1 Clients should read all lines of credit documents carefully.
Securities-based lending has special risks and is not appropriate for everyone. If the market value of a client’s pledged securities declines below required levels, the client may be required to pay down his or her line of credit or pledge additional eligible securities in order to maintain it, or the lender may require the sale of some or all of the client’s pledged securities. Wells Fargo Advisors will attempt to notify clients of maintenance calls but is not required to do so. Clients are not entitled to choose which securities in their accounts are sold. The sale of their pledged securities may cause clients to suffer adverse tax consequences. Clients should discuss the tax implications of pledging securities as collateral with their tax advisors. An increase in interest rates will affect the overall cost of borrowing. Wells Fargo Advisors and its affiliates are not tax or legal advisors. All securities and accounts are subject to eligibility requirements. Clients should read all lines of credit documents carefully. The proceeds from securities-based lines of credit may not be used to purchase additional securities, pay down margin, or for insurance products offered by Wells Fargo affiliates. Securities held in a retirement account cannot be used as collateral to obtain a loan. Securities purchased in the pledge account must meet collateral eligibility requirements.
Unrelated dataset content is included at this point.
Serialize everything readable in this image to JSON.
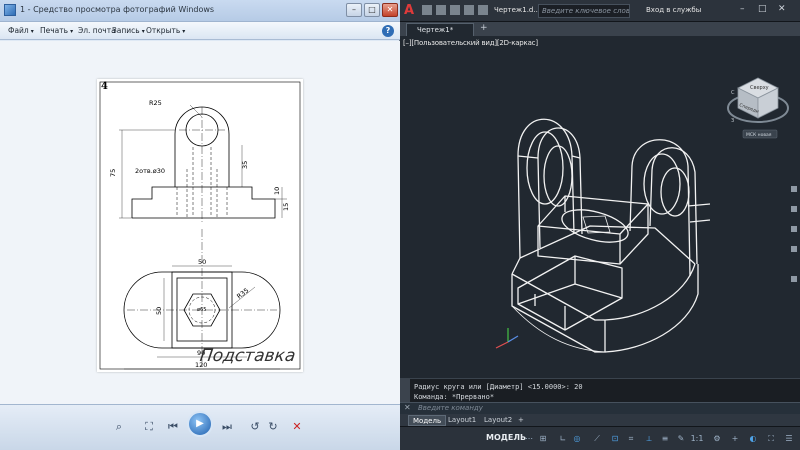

Wells Fargo Advisors (“WFA”) and its financial advisors have a financial incentive to recommend the use of securities-based lending products (“SBLs”) rather than the sale of securities to meet client liquidity needs. Financial advisors will receive compensation on Priority Credit Line (“PCL”) and other non-purpose SBL from Wells Fargo Bank. Your financial advisor’s compensation is based on the outstanding debit balance in your account. In addition, your financial advisor’s compensation will be reduced if your interest rate is discounted below a certain level. This creates an incentive for financial advisors to recommend PCL and other SBL products, as well as an incentive to encourage you to maintain a larger debit balance and to discourage interest rate discounts below a certain level. The interest you pay for the loan is separate from and in addition to other fees you may pay related to the investments used to secure the loan, such as ongoing investment advisory fees (wrap fees) and fees for investments such as mutual funds and ETFs, for which WFA and/or our affiliates receive administrative or management fees or other compensation. Specifically, WFA benefits if you draw down on your loan to meet liquidity needs rather than sell securities or other investments, which would reduce our compensation. When assets are liquidated pursuant to a house call or demands for repayment, WFA and your financial advisor also will benefit if assets that do not have ongoing fees (such as securities in brokerage accounts) are liquidated prior to or instead of assets that provide additional fees or revenues to us (such as assets in an investment advisory account). Further different types of securities have higher release rates than others, which can create a financial incentive for your financial advisor to recommend products or manage the account in order to maximize the amount of the loan.